One point to notice is that the basic forms of good open up the possibilities which make for all sorts of cultural solutions under varying historical conditions. But one does not find a human culture in which death is considered good and life bad, or one in which conflict within the group is regarded as humanly fulfilling. The problems are basically the same for people always and everywhere.22 The beliefs about what will help solve them are different. Insight into human possibilities is more or less extensive and accurate in some places and times than in others.
From the perspective of Christian faith, the effect of sin cannot be overlooked. Without the light of divine revelation, humankind is incapable of consistently grasping and accurately following out the implications of what truly is humanly good. The New Testament authors were well aware that the conventions of societies do not always direct persons to their true fulfillment, and so they warned against the temptation to conform to conventions at odds with the gospel (see Rom 12.2; Eph 4.17–19; 5.3–8; 1 Pt 4.2–3). Very often, whole societies settle for solutions which mutilate human nature. This mutilation is a kind of change, but not one which sets new and better standards.

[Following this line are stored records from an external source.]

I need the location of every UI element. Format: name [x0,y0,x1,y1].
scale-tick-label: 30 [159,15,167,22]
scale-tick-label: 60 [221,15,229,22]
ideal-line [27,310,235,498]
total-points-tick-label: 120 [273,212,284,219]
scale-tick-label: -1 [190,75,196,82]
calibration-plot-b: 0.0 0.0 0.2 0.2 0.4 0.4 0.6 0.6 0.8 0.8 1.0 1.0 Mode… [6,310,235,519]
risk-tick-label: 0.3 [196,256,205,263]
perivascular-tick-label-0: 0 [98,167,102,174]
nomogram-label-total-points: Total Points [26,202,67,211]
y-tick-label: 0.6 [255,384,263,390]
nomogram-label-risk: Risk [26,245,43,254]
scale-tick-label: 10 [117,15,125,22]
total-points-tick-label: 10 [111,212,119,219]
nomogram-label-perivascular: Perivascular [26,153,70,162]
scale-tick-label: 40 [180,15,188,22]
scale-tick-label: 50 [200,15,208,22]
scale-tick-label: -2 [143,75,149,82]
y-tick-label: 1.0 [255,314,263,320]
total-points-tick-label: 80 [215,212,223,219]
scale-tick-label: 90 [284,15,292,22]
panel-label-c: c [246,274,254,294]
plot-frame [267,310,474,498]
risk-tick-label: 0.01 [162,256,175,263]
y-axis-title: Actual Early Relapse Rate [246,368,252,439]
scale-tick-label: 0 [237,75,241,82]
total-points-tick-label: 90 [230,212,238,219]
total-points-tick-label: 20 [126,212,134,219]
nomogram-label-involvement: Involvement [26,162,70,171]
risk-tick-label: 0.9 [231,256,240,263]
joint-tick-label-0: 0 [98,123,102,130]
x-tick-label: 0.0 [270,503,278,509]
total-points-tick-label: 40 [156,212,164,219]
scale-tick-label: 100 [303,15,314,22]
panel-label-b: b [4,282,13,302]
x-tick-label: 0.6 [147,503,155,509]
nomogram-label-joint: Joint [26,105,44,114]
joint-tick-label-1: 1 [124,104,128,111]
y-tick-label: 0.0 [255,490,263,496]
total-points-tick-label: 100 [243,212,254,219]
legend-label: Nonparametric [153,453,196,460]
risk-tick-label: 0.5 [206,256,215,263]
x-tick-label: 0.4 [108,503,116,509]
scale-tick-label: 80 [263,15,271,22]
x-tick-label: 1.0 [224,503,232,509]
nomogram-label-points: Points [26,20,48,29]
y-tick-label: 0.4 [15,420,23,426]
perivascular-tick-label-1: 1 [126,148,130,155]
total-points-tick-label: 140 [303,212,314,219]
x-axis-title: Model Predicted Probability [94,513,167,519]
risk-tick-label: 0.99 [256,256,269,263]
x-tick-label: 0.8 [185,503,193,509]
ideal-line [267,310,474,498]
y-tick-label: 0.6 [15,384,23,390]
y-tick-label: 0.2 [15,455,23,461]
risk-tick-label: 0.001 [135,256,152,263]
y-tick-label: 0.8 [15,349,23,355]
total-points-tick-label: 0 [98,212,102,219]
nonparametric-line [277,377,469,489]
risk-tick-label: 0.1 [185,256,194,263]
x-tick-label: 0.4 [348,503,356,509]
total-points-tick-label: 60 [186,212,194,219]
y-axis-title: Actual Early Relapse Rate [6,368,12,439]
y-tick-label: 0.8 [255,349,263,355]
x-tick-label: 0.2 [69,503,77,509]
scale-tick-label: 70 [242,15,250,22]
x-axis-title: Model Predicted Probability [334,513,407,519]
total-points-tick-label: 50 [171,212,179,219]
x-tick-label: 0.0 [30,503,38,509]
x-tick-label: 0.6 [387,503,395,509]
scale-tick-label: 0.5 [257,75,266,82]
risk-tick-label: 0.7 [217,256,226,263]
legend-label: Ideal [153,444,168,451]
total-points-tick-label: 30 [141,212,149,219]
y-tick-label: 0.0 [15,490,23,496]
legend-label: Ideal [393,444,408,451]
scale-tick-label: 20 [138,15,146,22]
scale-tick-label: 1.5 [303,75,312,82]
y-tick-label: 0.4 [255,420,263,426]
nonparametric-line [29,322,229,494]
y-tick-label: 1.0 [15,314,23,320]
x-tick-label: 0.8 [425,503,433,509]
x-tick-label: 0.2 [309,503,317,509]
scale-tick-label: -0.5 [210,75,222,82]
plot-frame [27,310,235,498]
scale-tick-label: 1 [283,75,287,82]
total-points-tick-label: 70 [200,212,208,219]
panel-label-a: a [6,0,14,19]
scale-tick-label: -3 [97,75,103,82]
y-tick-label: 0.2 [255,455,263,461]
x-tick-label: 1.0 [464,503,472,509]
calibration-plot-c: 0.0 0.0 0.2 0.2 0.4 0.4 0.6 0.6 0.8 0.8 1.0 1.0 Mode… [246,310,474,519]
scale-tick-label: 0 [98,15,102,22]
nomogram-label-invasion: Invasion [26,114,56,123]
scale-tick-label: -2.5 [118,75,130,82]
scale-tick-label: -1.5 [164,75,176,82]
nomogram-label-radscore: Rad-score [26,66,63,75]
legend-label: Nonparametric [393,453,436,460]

At the same time, the open-endedness of human goods, their multiplicity, and the extremely varied opportunities provided by diverse natural and cultural environments for participating in them do make for a great deal of variety and invite a creative approach to human life.23 Human nature in its historical actuality can be changed for better or for worse—this is a fundamental assumption of Christian morality with its awareness of the impact of sin and grace. Thus Vatican II teaches that Christ, the perfect man, reveals to human persons what human nature can and should be. All human persons can be united to him and perfected in him (see GS 22, 29, 41, 45; LG 13, 40).
The human nature which is a standard for morality is not a formal essence and set of invariant relationships, as was suggested by inadequate, scholastic natural-law theory. Rather, the standard is the basic possibilities of human individuals as bodily creatures, endowed with intelligence, able to engage in fruitful work and creative play, psychically complex, capable of more or less completely reasonable action, in need of companionship, capable of love, and open to friendship with God in whose image they are made. If these possibilities in their basic givenness are what is meant by “human nature,” then human nature does not change. Thus, after an extended description of cultural changes through history, Vatican II teaches: “The Church also maintains that beneath all changes there are many realities which do not change and which have their ultimate foundation in Christ, who is the same yesterday and today, yes and forever” (GS 10; cf. Heb 13.8).
Indeed, when “nature” is understood in terms of basic human possibilities, the very notion that human nature could change is logically absurd, for “change” not only in respect to actuality but also in respect to basic possibility would no longer be change but simple loss of identity. Thus, those who use human historicity to support the new morality need not be taken seriously, for they cannot show that there are human persons for whom life, knowledge, friendship, and so forth are not basic goods.